Clay that was suitable for the production of porcelain was not easily available in the region. The potters of Kyoto therefore had to concentrate on developing elegant forms and originality.

In the 17th century, Kyō ware and Japanese tea ceremony had a close relationship. The use of China instead of earthenware became more popular. In 1771 Kiyomizu Rokubei I opened his own studio in the Gojōzaka district of Kyoto, near Kiyomizu-dera.

The Gojōzaka district near Kiyomizu has a large Chinaware market with around 400 shops, which makes it one of the largest in Japan. Every summer a large market is held which sells Kyō ware.
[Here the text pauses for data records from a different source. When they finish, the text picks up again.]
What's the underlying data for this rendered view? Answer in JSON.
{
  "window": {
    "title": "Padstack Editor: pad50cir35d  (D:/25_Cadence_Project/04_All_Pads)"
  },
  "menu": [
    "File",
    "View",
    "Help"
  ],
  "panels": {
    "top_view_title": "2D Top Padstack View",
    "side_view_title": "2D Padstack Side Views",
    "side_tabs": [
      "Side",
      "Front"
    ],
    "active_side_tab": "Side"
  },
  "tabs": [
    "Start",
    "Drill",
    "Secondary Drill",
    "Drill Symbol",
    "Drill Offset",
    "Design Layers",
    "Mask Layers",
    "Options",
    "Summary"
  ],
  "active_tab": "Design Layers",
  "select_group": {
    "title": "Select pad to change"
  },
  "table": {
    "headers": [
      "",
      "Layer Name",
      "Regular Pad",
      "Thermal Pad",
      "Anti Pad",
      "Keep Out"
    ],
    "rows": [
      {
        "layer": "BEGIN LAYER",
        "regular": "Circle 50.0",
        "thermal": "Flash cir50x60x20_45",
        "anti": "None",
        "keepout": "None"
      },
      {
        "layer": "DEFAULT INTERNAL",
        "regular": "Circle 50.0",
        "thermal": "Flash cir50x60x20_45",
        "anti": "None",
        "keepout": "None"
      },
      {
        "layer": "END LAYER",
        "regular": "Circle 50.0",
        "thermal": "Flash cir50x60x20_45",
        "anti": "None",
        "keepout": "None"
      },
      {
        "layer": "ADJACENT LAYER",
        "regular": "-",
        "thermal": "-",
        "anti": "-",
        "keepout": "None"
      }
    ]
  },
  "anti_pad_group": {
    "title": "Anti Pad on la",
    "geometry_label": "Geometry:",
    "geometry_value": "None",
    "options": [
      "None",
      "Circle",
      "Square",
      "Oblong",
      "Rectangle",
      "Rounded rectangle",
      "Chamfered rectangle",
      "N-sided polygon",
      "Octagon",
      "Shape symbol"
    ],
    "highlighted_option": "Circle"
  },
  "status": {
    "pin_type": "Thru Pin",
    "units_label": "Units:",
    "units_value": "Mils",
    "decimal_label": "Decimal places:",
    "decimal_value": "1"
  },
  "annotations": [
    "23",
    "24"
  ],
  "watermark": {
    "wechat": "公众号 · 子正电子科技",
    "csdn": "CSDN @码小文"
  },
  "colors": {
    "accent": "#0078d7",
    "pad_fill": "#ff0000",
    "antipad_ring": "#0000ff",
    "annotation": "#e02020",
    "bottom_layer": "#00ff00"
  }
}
A contemporary artist is Nanzan Ito.

== Characteristics ==
The term Kyō ware is more of an umbrella term to describe a wide variety of styles that were produced in Kyoto.

One of the more known styles is the one with distinctive design and flamboyant colouring.

The pigments contain large amounts of glass. The colours are vivid and seem transparent. Not a wide range of colours are used for one vessel, but the aim is to use the right one to suit the design. The pieces are then fired in the kiln at a low temperature.

There is one kind of Kyō ware which is very delicate and fine and less than a millimetre thick, which makes it translucent against light.

Kiyomizu ware is a subcategory and refers to products traditionally made in the direct vicinity of Kiyomizu temple.

Rengetsu ware, in contrast, has a very rustic look. It is, however, also considered a subcategory of Kyō ware.